Affaire Commisimpex au Congo-B: la justice française annule les saisies

Le palais de justice de Paris.
© Wikimedia Commons / Nitot

Nouvel épisode du feuilleton Commisimpex. Cette entreprise appartenant à l'homme d'affaires anglo-libanais Mohsen Hojeij est en conflit avec l'Etat du Congo depuis les années 1980. Commisimpex réclame des sommes qui n'auraient pas été versées à la fin de travaux publics réalisés dans le pays. L'entreprise souhaite récupérer 1,25 milliard d'euros. Et faute de pouvoir récupérer cet argent au Congo, Commisimpex essaie de saisir des biens de l'Etat congolais à l'étranger. Des procédures ont été lancées aux Etats-Unis et en France, où la Cour de cassation a décidé, ce mercredi, d'annuler une partie de ces saisies.

Au cœur des débats : une lettre datant de 1993 dans laquelle l'Etat du Congo renonçait à son immunité.
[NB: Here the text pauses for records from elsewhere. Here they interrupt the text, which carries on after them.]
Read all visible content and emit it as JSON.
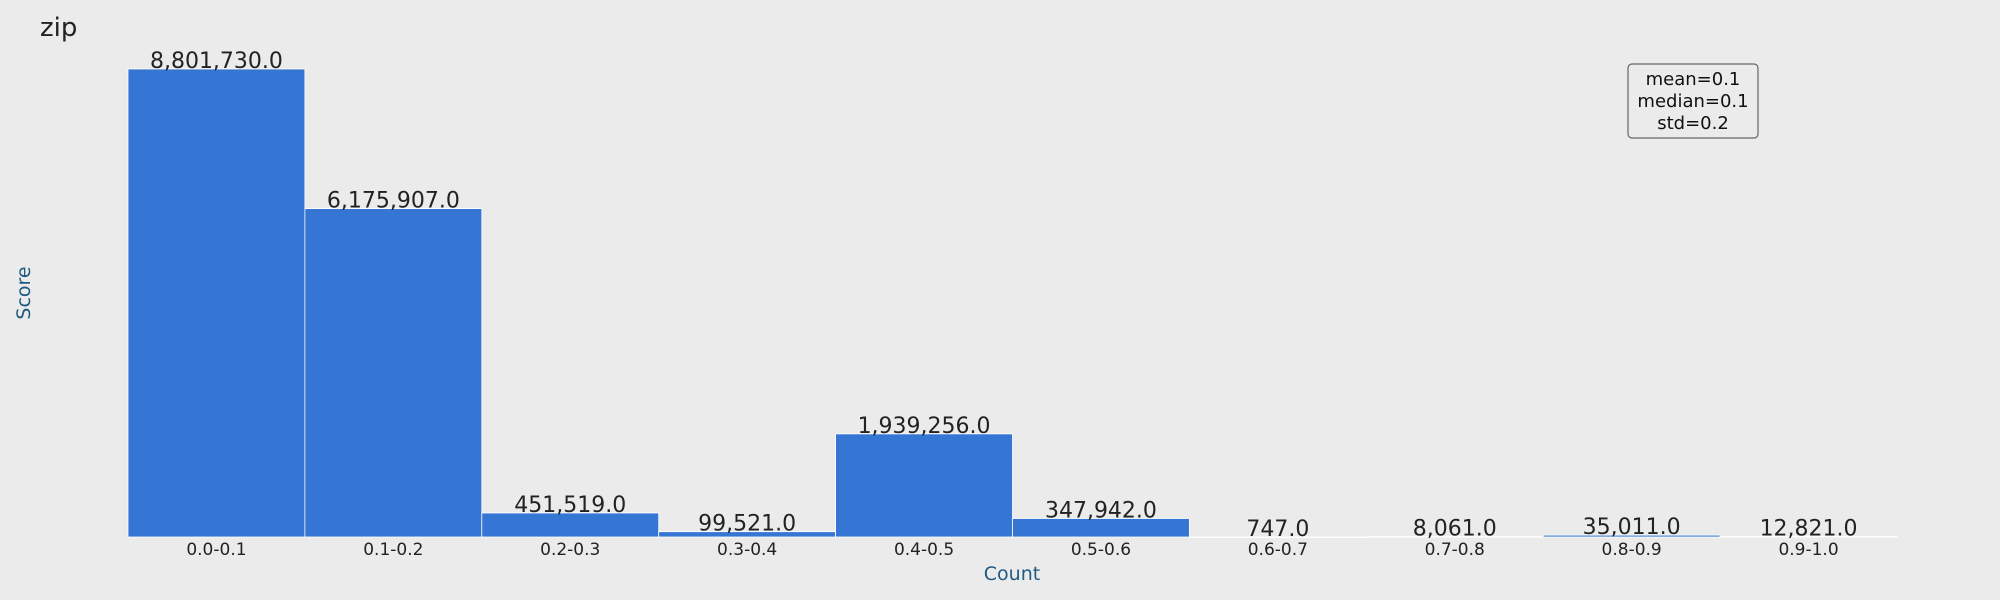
{
  "chart_data": {
    "type": "bar",
    "title": "zip",
    "xlabel": "Count",
    "ylabel": "Score",
    "categories": [
      "0.0-0.1",
      "0.1-0.2",
      "0.2-0.3",
      "0.3-0.4",
      "0.4-0.5",
      "0.5-0.6",
      "0.6-0.7",
      "0.7-0.8",
      "0.8-0.9",
      "0.9-1.0"
    ],
    "values": [
      8801730,
      6175907,
      451519,
      99521,
      1939256,
      347942,
      747,
      8061,
      35011,
      12821
    ],
    "value_labels": [
      "8,801,730.0",
      "6,175,907.0",
      "451,519.0",
      "99,521.0",
      "1,939,256.0",
      "347,942.0",
      "747.0",
      "8,061.0",
      "35,011.0",
      "12,821.0"
    ],
    "ylim": [
      0,
      8801730
    ],
    "grid": false,
    "legend": "none",
    "bar_color": "#3575d3",
    "bar_edge_color": "#ffffff",
    "stats_box": {
      "placement": "top-right",
      "lines": [
        "mean=0.1",
        "median=0.1",
        "std=0.2"
      ]
    }
  }
}
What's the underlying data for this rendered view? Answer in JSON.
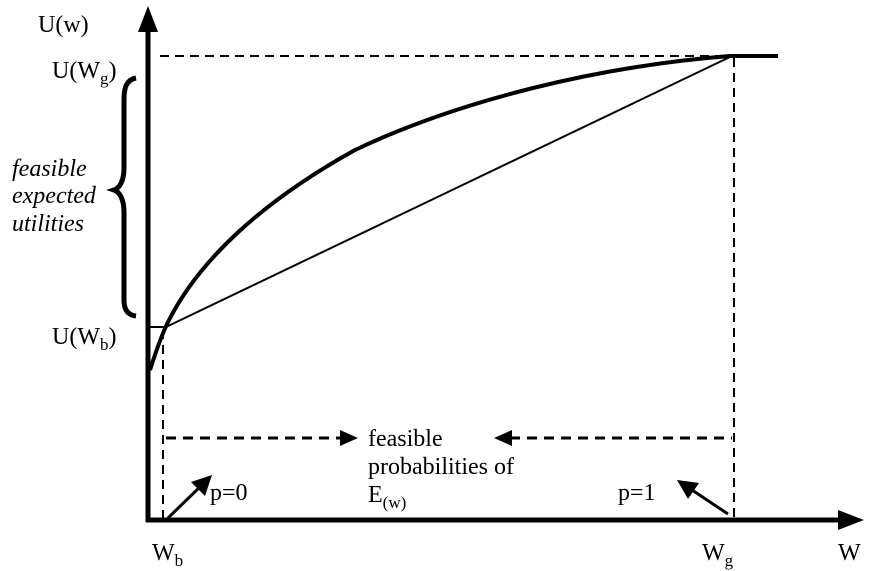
{
  "axes": {
    "y_label": "U(w)",
    "x_label": "W"
  },
  "y_ticks": {
    "u_wg": {
      "base": "U(W",
      "sub": "g",
      "close": ")"
    },
    "u_wb": {
      "base": "U(W",
      "sub": "b",
      "close": ")"
    }
  },
  "x_ticks": {
    "wb": {
      "base": "W",
      "sub": "b"
    },
    "wg": {
      "base": "W",
      "sub": "g"
    }
  },
  "brace_label": {
    "line1": "feasible",
    "line2": "expected",
    "line3": "utilities"
  },
  "probabilities_label": {
    "line1": "feasible",
    "line2": "probabilities of",
    "line3_base": "E",
    "line3_sub": "(w)"
  },
  "p_left": "p=0",
  "p_right": "p=1"
}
A l'époque, explique l'avocat de l'Etat congolais, les deux parties s'étaient mises d'accord sur une somme et le Congo acceptait en quelque sorte que ce montant soit prélevé sur ses biens à l'étranger.
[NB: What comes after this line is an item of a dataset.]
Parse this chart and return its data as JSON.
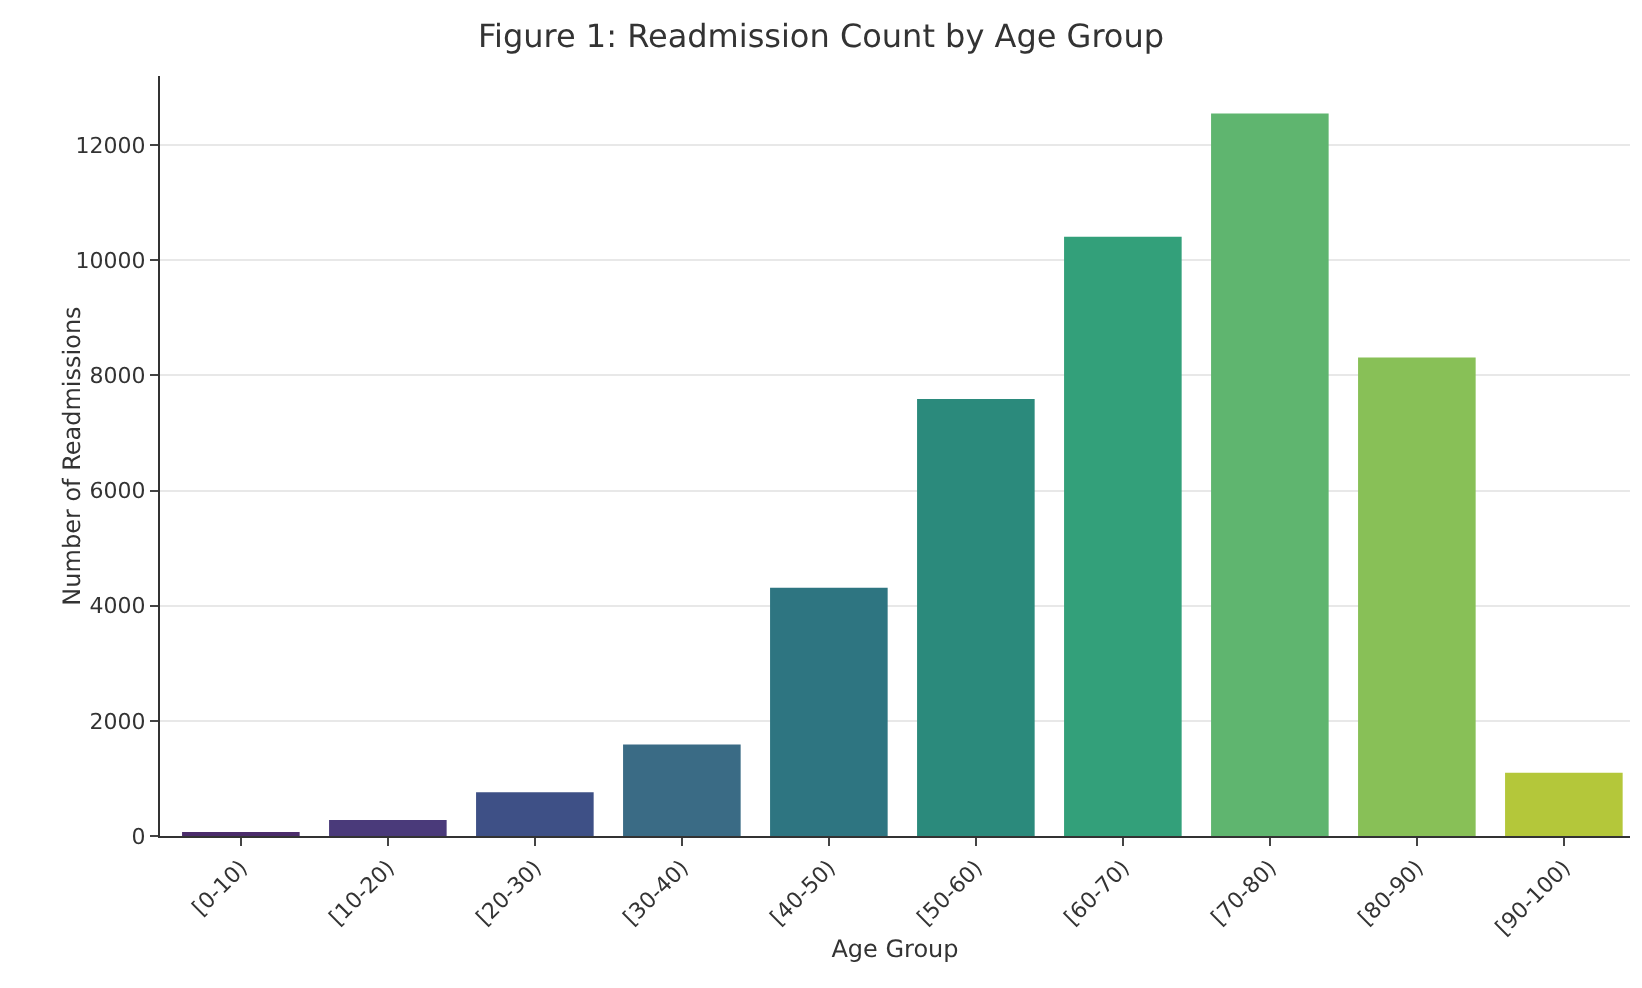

Mais depuis, le ton a changé : Brazzaville et Commisimpex ne sont plus d'accord du tout et le Congo affirme que cette lettre n'autorisait en rien les saisies réalisées en France. En fait, pour que ce type d'opérations soit possible, il existe des conditions spécifiques pour permettre la saisie de biens diplomatiques et tout l'enjeu était de savoir si oui ou non, la fameuse lettre de 1993 comportait la mention autorisant ces saisies de biens diplomatiques. La Cour de cassation a décidé que non.

Une décision juridiquement scandaleuse selon l'avocat de Commisimpex, un arrêt de circonstance et politique, pour ne pas froisser l'Etat congolais. Mais l'avocat explique que cette décision de la Cour de cassation ne va pas changer le fond de l'affaire. Les saisies vont se poursuivre, des opérations sont d'ailleurs déjà en cours sur ce que l'on appelle les créances fiscales, c'est-à-dire les impôts que les entreprises françaises payent au Congo.